Many of the House of Lords Select Committee reports are very well thought of and authoritative with a specialised but highly influential audience. For example the reports produced by the various House of Lords Select Committees on the EU are very influential and help to frame debate in the European Commission and in the European Parliament.

Another benefit of the current life peers is the expertise they can bring to bear when scrutinising Government. One of the most beneficial roles that a second chamber can deliver in a democratic society is to offer alternative scrutiny of Government. We shouldn't be throwing the baby out with the bath water.

The proposed reform also presents the opportunity to immediately adopt proportional representation (without the need for a constitutional referendum) as a further way of democratising the second chamber. The balance to be struck is to retain the House of Commons as the primary chamber even if the second chamber achieves democratic legitimacy.

Gordon Brown should adopt a timetable of elections that differs from the general election for a House of Commons so as to build in an element of extra democratic accountability. National elections for a second chamber should take place between eighteen months and twenty four months after a general election.
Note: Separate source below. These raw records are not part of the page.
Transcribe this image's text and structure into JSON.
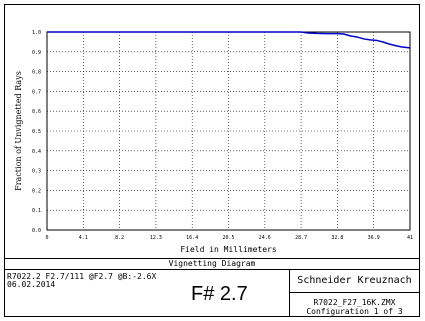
{
  "chart_data": {
    "type": "line",
    "title": "Vignetting Diagram",
    "xlabel": "Field in Millimeters",
    "ylabel": "Fraction of Unvignetted Rays",
    "xlim": [
      0,
      41
    ],
    "ylim": [
      0,
      1.0
    ],
    "x_ticks": [
      "0",
      "4.1",
      "8.2",
      "12.3",
      "16.4",
      "20.5",
      "24.6",
      "28.7",
      "32.8",
      "36.9",
      "41"
    ],
    "y_ticks": [
      "0.0",
      "0.1",
      "0.2",
      "0.3",
      "0.4",
      "0.5",
      "0.6",
      "0.7",
      "0.8",
      "0.9",
      "1.0"
    ],
    "grid": true,
    "line_color": "#0000cc",
    "series": [
      {
        "x": [
          0,
          4.1,
          8.2,
          12.3,
          16.4,
          20.5,
          24.6,
          28.7,
          29.5,
          30.5,
          31.5,
          32.8,
          33.5,
          34.3,
          35.0,
          35.8,
          36.5,
          37.2,
          37.9,
          38.6,
          39.3,
          40.0,
          41.0
        ],
        "y": [
          1.0,
          1.0,
          1.0,
          1.0,
          1.0,
          1.0,
          1.0,
          1.0,
          0.995,
          0.993,
          0.992,
          0.992,
          0.99,
          0.98,
          0.975,
          0.965,
          0.96,
          0.958,
          0.95,
          0.94,
          0.932,
          0.925,
          0.92
        ]
      }
    ]
  },
  "footer": {
    "title": "Vignetting Diagram",
    "info_line1": "R7022.2 F2.7/111 @F2.7 @B:-2.6X",
    "info_line2": "06.02.2014",
    "fnumber": "F# 2.7",
    "company": "Schneider Kreuznach",
    "file": "R7022_F27_16K.ZMX",
    "config": "Configuration 1 of 3"
  }
}
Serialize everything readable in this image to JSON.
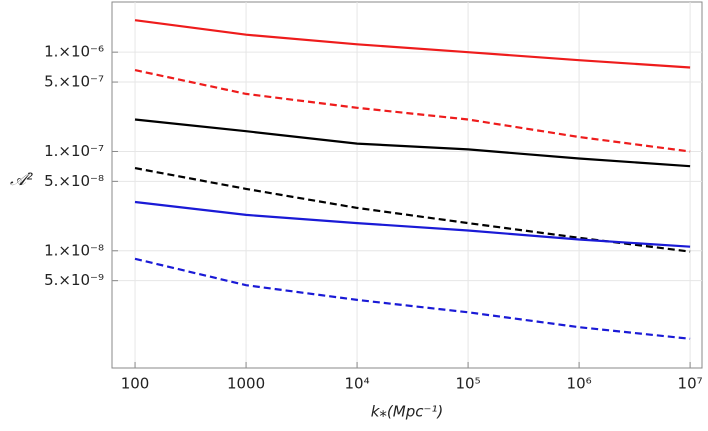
{
  "chart_data": {
    "type": "line",
    "x_label": "k⁎(Mpc⁻¹)",
    "y_label": "𝒜²",
    "x_scale": "log",
    "y_scale": "log",
    "grid": true,
    "x": [
      100,
      1000,
      10000,
      100000,
      1000000,
      10000000
    ],
    "xlim": [
      62,
      12800000
    ],
    "ylim": [
      6.6e-10,
      3.2e-06
    ],
    "xticks": [
      100,
      1000,
      {
        "value": 10000,
        "label": "10⁴"
      },
      {
        "value": 100000,
        "label": "10⁵"
      },
      {
        "value": 1000000,
        "label": "10⁶"
      },
      {
        "value": 10000000,
        "label": "10⁷"
      }
    ],
    "yticks": [
      {
        "value": 1e-06,
        "label": "1.×10⁻⁶"
      },
      {
        "value": 5e-07,
        "label": "5.×10⁻⁷"
      },
      {
        "value": 1e-07,
        "label": "1.×10⁻⁷"
      },
      {
        "value": 5e-08,
        "label": "5.×10⁻⁸"
      },
      {
        "value": 1e-08,
        "label": "1.×10⁻⁸"
      },
      {
        "value": 5e-09,
        "label": "5.×10⁻⁹"
      }
    ],
    "series": [
      {
        "color": "#ee1c1c",
        "dashed": false,
        "values": [
          2.1e-06,
          1.5e-06,
          1.2e-06,
          1e-06,
          8.3e-07,
          7e-07
        ]
      },
      {
        "color": "#ee1c1c",
        "dashed": true,
        "values": [
          6.6e-07,
          3.8e-07,
          2.75e-07,
          2.1e-07,
          1.4e-07,
          1e-07
        ]
      },
      {
        "color": "#000000",
        "dashed": false,
        "values": [
          2.1e-07,
          1.6e-07,
          1.2e-07,
          1.05e-07,
          8.5e-08,
          7.1e-08
        ]
      },
      {
        "color": "#000000",
        "dashed": true,
        "values": [
          6.8e-08,
          4.2e-08,
          2.7e-08,
          1.9e-08,
          1.35e-08,
          9.8e-09
        ]
      },
      {
        "color": "#1a1ad6",
        "dashed": false,
        "values": [
          3.1e-08,
          2.3e-08,
          1.9e-08,
          1.6e-08,
          1.3e-08,
          1.1e-08
        ]
      },
      {
        "color": "#1a1ad6",
        "dashed": true,
        "values": [
          8.3e-09,
          4.5e-09,
          3.2e-09,
          2.4e-09,
          1.7e-09,
          1.3e-09
        ]
      }
    ]
  }
}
In addition, the PR system for the second chamber should be based on regional lists with voters having the choice between parties and individuals on the list, rather than the appalling D'Hondt system. Jack Straw's choice of the D'Hondt system for European Parliament elections was the worst choice of all PR systems, with voters only able to vote for pre-selected lists for an individual party. It centralised power in party HQ and completely undermined regional and local constituencies.

The only other alternative is to have individual constituencies (similar in size to the old European Parliament constituencies), and use the Alternative Vote system, which would be more proportional than first-past-the-post and would have the extra benefit of making it highly unlikely that the BNP would have any electoral success under this system.

Regional lists for the second chamber have a dual benefit, not only being based on PR and anchoring democratic legitimacy in the nine regions of England as well as Scotland, Wales and Northern Ireland. But also the regional members should also have a dual responsibility of, in each region in England, being members of a Regional Assembly responsible for all regional bodies and quangos in their area.

It is a damming indictment of democratic accountability that there are countless agencies and quangos in the regions (e.g. Regional Development Agencies) and sub-regions (e.g. Merseyside or Greater Manchester) that have strategic powers and responsibilities, yet have no regional accountability or scrutiny. Thus members of the second chamber would have the direct responsibility of legislative power in the second chamber and of scrutiny in their region. Of course, with differing models of devolution in Scotland, Wales and Northern Ireland, variable structures should be designed.

To ensure the primacy of the House of Commons, with its legitimacy dependent on general elections, the basic inter-relationship between both chambers should apply, i.e. anything forming part of a party's manifesto cannot be overturned or blocked by the second chamber. In other words the Parliament Act would still apply.

One final benefit of pledging to finally finish the reform of the House of Lords is that it places the Tories in an invidious position, they can either oppose it and be denounced as the defenders of privilege or agree to reform and risk civil war breaking out in their party, especially if the commitment by Labour is to make Parliamentary sovereignty deriving solely from the people and not from the Queen in Parliament.